Broadway is struggling through a postpandemic funk, squeezed between higher production costs and lower audience numbers just as a bevy of new shows set sail into those fierce headwinds. At the same time, New York’s Off Broadway nonprofits, long essential seedbeds for many of the nation’s most acclaimed playwrights, are shedding staff, programming and even real estate.
But there is an unexpected bright spot this season. Commercial Off Broadway, a small sector of New York’s theatrical economy and one that has for years been somewhere between difficult and dormant, is back in business.

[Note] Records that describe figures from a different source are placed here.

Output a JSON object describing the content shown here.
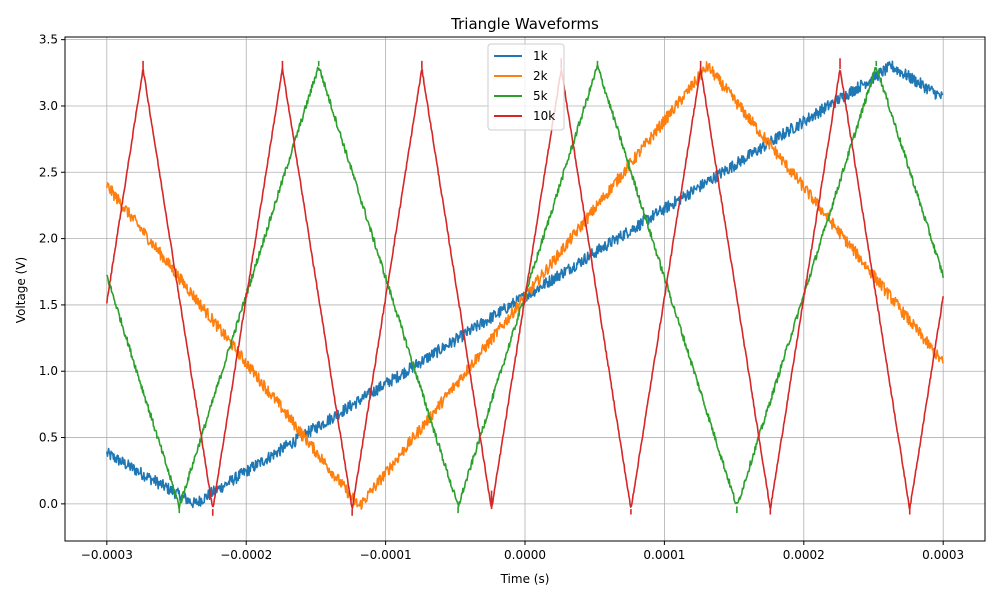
{
  "chart_data": {
    "type": "line",
    "title": "Triangle Waveforms",
    "xlabel": "Time (s)",
    "ylabel": "Voltage (V)",
    "xlim": [
      -0.00033,
      0.00033
    ],
    "ylim": [
      -0.28,
      3.52
    ],
    "x_ticks": [
      -0.0003,
      -0.0002,
      -0.0001,
      0.0,
      0.0001,
      0.0002,
      0.0003
    ],
    "x_tick_labels": [
      "−0.0003",
      "−0.0002",
      "−0.0001",
      "0.0000",
      "0.0001",
      "0.0002",
      "0.0003"
    ],
    "y_ticks": [
      0.0,
      0.5,
      1.0,
      1.5,
      2.0,
      2.5,
      3.0,
      3.5
    ],
    "y_tick_labels": [
      "0.0",
      "0.5",
      "1.0",
      "1.5",
      "2.0",
      "2.5",
      "3.0",
      "3.5"
    ],
    "grid": true,
    "legend_position": "top-center",
    "series": [
      {
        "name": "1k",
        "color": "#1f77b4",
        "noise": 0.09,
        "x": [
          -0.0003,
          -0.000237,
          0.000263,
          0.0003
        ],
        "y": [
          0.38,
          0.0,
          3.3,
          3.06
        ]
      },
      {
        "name": "2k",
        "color": "#ff7f0e",
        "noise": 0.09,
        "x": [
          -0.0003,
          -0.000119,
          0.000131,
          0.0003
        ],
        "y": [
          2.4,
          -0.02,
          3.3,
          1.06
        ]
      },
      {
        "name": "5k",
        "color": "#2ca02c",
        "noise": 0.05,
        "x": [
          -0.0003,
          -0.000248,
          -0.000148,
          -4.8e-05,
          5.2e-05,
          0.000152,
          0.000252,
          0.0003
        ],
        "y": [
          1.72,
          -0.02,
          3.3,
          -0.02,
          3.3,
          -0.02,
          3.3,
          1.72
        ],
        "spikes": [
          {
            "x": -0.000248,
            "y": -0.07
          },
          {
            "x": -0.000148,
            "y": 3.34
          },
          {
            "x": -4.8e-05,
            "y": -0.07
          },
          {
            "x": 5.2e-05,
            "y": 3.34
          },
          {
            "x": 0.000152,
            "y": -0.07
          },
          {
            "x": 0.000252,
            "y": 3.34
          }
        ]
      },
      {
        "name": "10k",
        "color": "#d62728",
        "noise": 0.025,
        "x": [
          -0.0003,
          -0.000274,
          -0.000224,
          -0.000174,
          -0.000124,
          -7.4e-05,
          -2.4e-05,
          2.6e-05,
          7.6e-05,
          0.000126,
          0.000176,
          0.000226,
          0.000276,
          0.0003
        ],
        "y": [
          1.52,
          3.28,
          -0.04,
          3.28,
          -0.04,
          3.28,
          -0.04,
          3.28,
          -0.04,
          3.28,
          -0.04,
          3.28,
          -0.04,
          1.56
        ],
        "spikes": [
          {
            "x": -0.000274,
            "y": 3.34
          },
          {
            "x": -0.000224,
            "y": -0.09
          },
          {
            "x": -0.000174,
            "y": 3.34
          },
          {
            "x": -0.000124,
            "y": -0.09
          },
          {
            "x": -7.4e-05,
            "y": 3.34
          },
          {
            "x": -2.4e-05,
            "y": 0.1
          },
          {
            "x": 2.6e-05,
            "y": 3.36
          },
          {
            "x": 7.6e-05,
            "y": -0.08
          },
          {
            "x": 0.000126,
            "y": 3.34
          },
          {
            "x": 0.000176,
            "y": -0.08
          },
          {
            "x": 0.000226,
            "y": 3.36
          },
          {
            "x": 0.000276,
            "y": -0.08
          }
        ]
      }
    ]
  }
}
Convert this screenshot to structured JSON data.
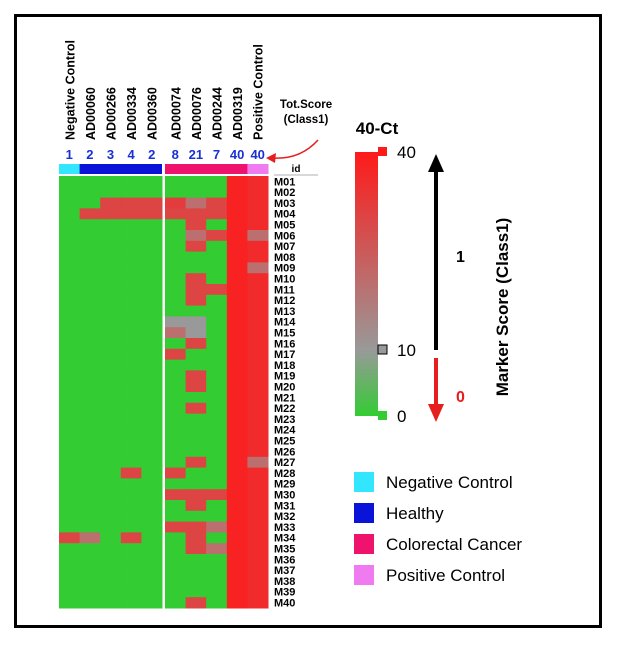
{
  "chart_data": {
    "type": "heatmap",
    "columns": [
      "Negative Control",
      "AD00060",
      "AD00266",
      "AD00334",
      "AD00360",
      "AD00074",
      "AD00076",
      "AD00244",
      "AD00319",
      "Positive Control"
    ],
    "tot_scores": [
      "1",
      "2",
      "3",
      "4",
      "2",
      "8",
      "21",
      "7",
      "40",
      "40"
    ],
    "groups": [
      "Negative Control",
      "Healthy",
      "Healthy",
      "Healthy",
      "Healthy",
      "Colorectal Cancer",
      "Colorectal Cancer",
      "Colorectal Cancer",
      "Colorectal Cancer",
      "Positive Control"
    ],
    "row_header": "id",
    "rows": [
      "M01",
      "M02",
      "M03",
      "M04",
      "M05",
      "M06",
      "M07",
      "M08",
      "M09",
      "M10",
      "M11",
      "M12",
      "M13",
      "M14",
      "M15",
      "M16",
      "M17",
      "M18",
      "M19",
      "M20",
      "M21",
      "M22",
      "M23",
      "M24",
      "M25",
      "M26",
      "M27",
      "M28",
      "M29",
      "M30",
      "M31",
      "M32",
      "M33",
      "M34",
      "M35",
      "M36",
      "M37",
      "M38",
      "M39",
      "M40"
    ],
    "values_40_minus_ct": [
      [
        0,
        0,
        0,
        0,
        0,
        0,
        0,
        0,
        38,
        36
      ],
      [
        0,
        0,
        0,
        0,
        0,
        0,
        0,
        0,
        38,
        36
      ],
      [
        0,
        0,
        30,
        30,
        30,
        32,
        20,
        30,
        38,
        36
      ],
      [
        0,
        30,
        30,
        30,
        30,
        30,
        30,
        30,
        38,
        36
      ],
      [
        0,
        0,
        0,
        0,
        0,
        0,
        30,
        0,
        38,
        36
      ],
      [
        0,
        0,
        0,
        0,
        0,
        0,
        20,
        30,
        38,
        20
      ],
      [
        0,
        0,
        0,
        0,
        0,
        0,
        30,
        0,
        38,
        36
      ],
      [
        0,
        0,
        0,
        0,
        0,
        0,
        0,
        0,
        38,
        36
      ],
      [
        0,
        0,
        0,
        0,
        0,
        0,
        0,
        0,
        38,
        20
      ],
      [
        0,
        0,
        0,
        0,
        0,
        0,
        30,
        0,
        38,
        36
      ],
      [
        0,
        0,
        0,
        0,
        0,
        0,
        30,
        30,
        38,
        36
      ],
      [
        0,
        0,
        0,
        0,
        0,
        0,
        30,
        0,
        38,
        36
      ],
      [
        0,
        0,
        0,
        0,
        0,
        0,
        0,
        0,
        38,
        36
      ],
      [
        0,
        0,
        0,
        0,
        0,
        10,
        10,
        0,
        38,
        36
      ],
      [
        0,
        0,
        0,
        0,
        0,
        20,
        10,
        0,
        38,
        36
      ],
      [
        0,
        0,
        0,
        0,
        0,
        0,
        30,
        0,
        38,
        36
      ],
      [
        0,
        0,
        0,
        0,
        0,
        30,
        0,
        0,
        38,
        36
      ],
      [
        0,
        0,
        0,
        0,
        0,
        0,
        0,
        0,
        38,
        36
      ],
      [
        0,
        0,
        0,
        0,
        0,
        0,
        30,
        0,
        38,
        36
      ],
      [
        0,
        0,
        0,
        0,
        0,
        0,
        30,
        0,
        38,
        36
      ],
      [
        0,
        0,
        0,
        0,
        0,
        0,
        0,
        0,
        38,
        36
      ],
      [
        0,
        0,
        0,
        0,
        0,
        0,
        30,
        0,
        38,
        36
      ],
      [
        0,
        0,
        0,
        0,
        0,
        0,
        0,
        0,
        38,
        36
      ],
      [
        0,
        0,
        0,
        0,
        0,
        0,
        0,
        0,
        38,
        36
      ],
      [
        0,
        0,
        0,
        0,
        0,
        0,
        0,
        0,
        38,
        36
      ],
      [
        0,
        0,
        0,
        0,
        0,
        0,
        0,
        0,
        38,
        36
      ],
      [
        0,
        0,
        0,
        0,
        0,
        0,
        30,
        0,
        38,
        20
      ],
      [
        0,
        0,
        0,
        30,
        0,
        30,
        0,
        0,
        38,
        36
      ],
      [
        0,
        0,
        0,
        0,
        0,
        0,
        0,
        0,
        38,
        36
      ],
      [
        0,
        0,
        0,
        0,
        0,
        30,
        30,
        30,
        38,
        36
      ],
      [
        0,
        0,
        0,
        0,
        0,
        0,
        30,
        0,
        38,
        36
      ],
      [
        0,
        0,
        0,
        0,
        0,
        0,
        0,
        0,
        38,
        36
      ],
      [
        0,
        0,
        0,
        0,
        0,
        30,
        30,
        20,
        38,
        36
      ],
      [
        30,
        20,
        0,
        30,
        0,
        0,
        30,
        0,
        38,
        36
      ],
      [
        0,
        0,
        0,
        0,
        0,
        0,
        30,
        20,
        38,
        36
      ],
      [
        0,
        0,
        0,
        0,
        0,
        0,
        0,
        0,
        38,
        36
      ],
      [
        0,
        0,
        0,
        0,
        0,
        0,
        0,
        0,
        38,
        36
      ],
      [
        0,
        0,
        0,
        0,
        0,
        0,
        0,
        0,
        38,
        36
      ],
      [
        0,
        0,
        0,
        0,
        0,
        0,
        0,
        0,
        38,
        36
      ],
      [
        0,
        0,
        0,
        0,
        0,
        0,
        30,
        0,
        38,
        36
      ]
    ],
    "annotation": "Tot.Score\n(Class1)",
    "colorbar": {
      "title": "40-Ct",
      "min": 0,
      "max": 40,
      "ticks": [
        "40",
        "10",
        "0"
      ],
      "mid": 10
    },
    "score_axis": {
      "label": "Marker Score (Class1)",
      "upper_class": "1",
      "lower_class": "0"
    },
    "legend": [
      {
        "label": "Negative Control",
        "color": "#33e6ff"
      },
      {
        "label": "Healthy",
        "color": "#0a14d9"
      },
      {
        "label": "Colorectal Cancer",
        "color": "#f0136e"
      },
      {
        "label": "Positive Control",
        "color": "#f07af0"
      }
    ],
    "colors": {
      "low": "#33cc33",
      "mid": "#999999",
      "high": "#ff1a1a",
      "score_text": "#1a2fd6"
    }
  }
}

“Oh, Mary!,” a madcap comedy that imagines Mary Todd Lincoln as a daffy alcoholic, is selling out nightly at a 295-seat theater in the West Village, and is likely to transfer to Broadway this summer. Eddie Izzard’s solo “Hamlet” did well enough at a 199-seat theater in Greenwich Village that it relocated to a 349-seat house in the East Village, and next is planning runs in Chicago and London.
A commercial revival of “Danny and the Deep Blue Sea,” an early John Patrick Shanley play about two misfits who meet at a Bronx bar, had a profitable run downtown this season thanks to its two stars, Aubrey Plaza and Christopher Abbott. A new play, “Job,” featuring two “Succession” alums, rode word-of-mouth to profitability, and is also exploring a Broadway transfer.
And a pair of good-time musicals, “Little Shop of Horrors” and “Titanique,” have settled in for open-ended Off Broadway runs.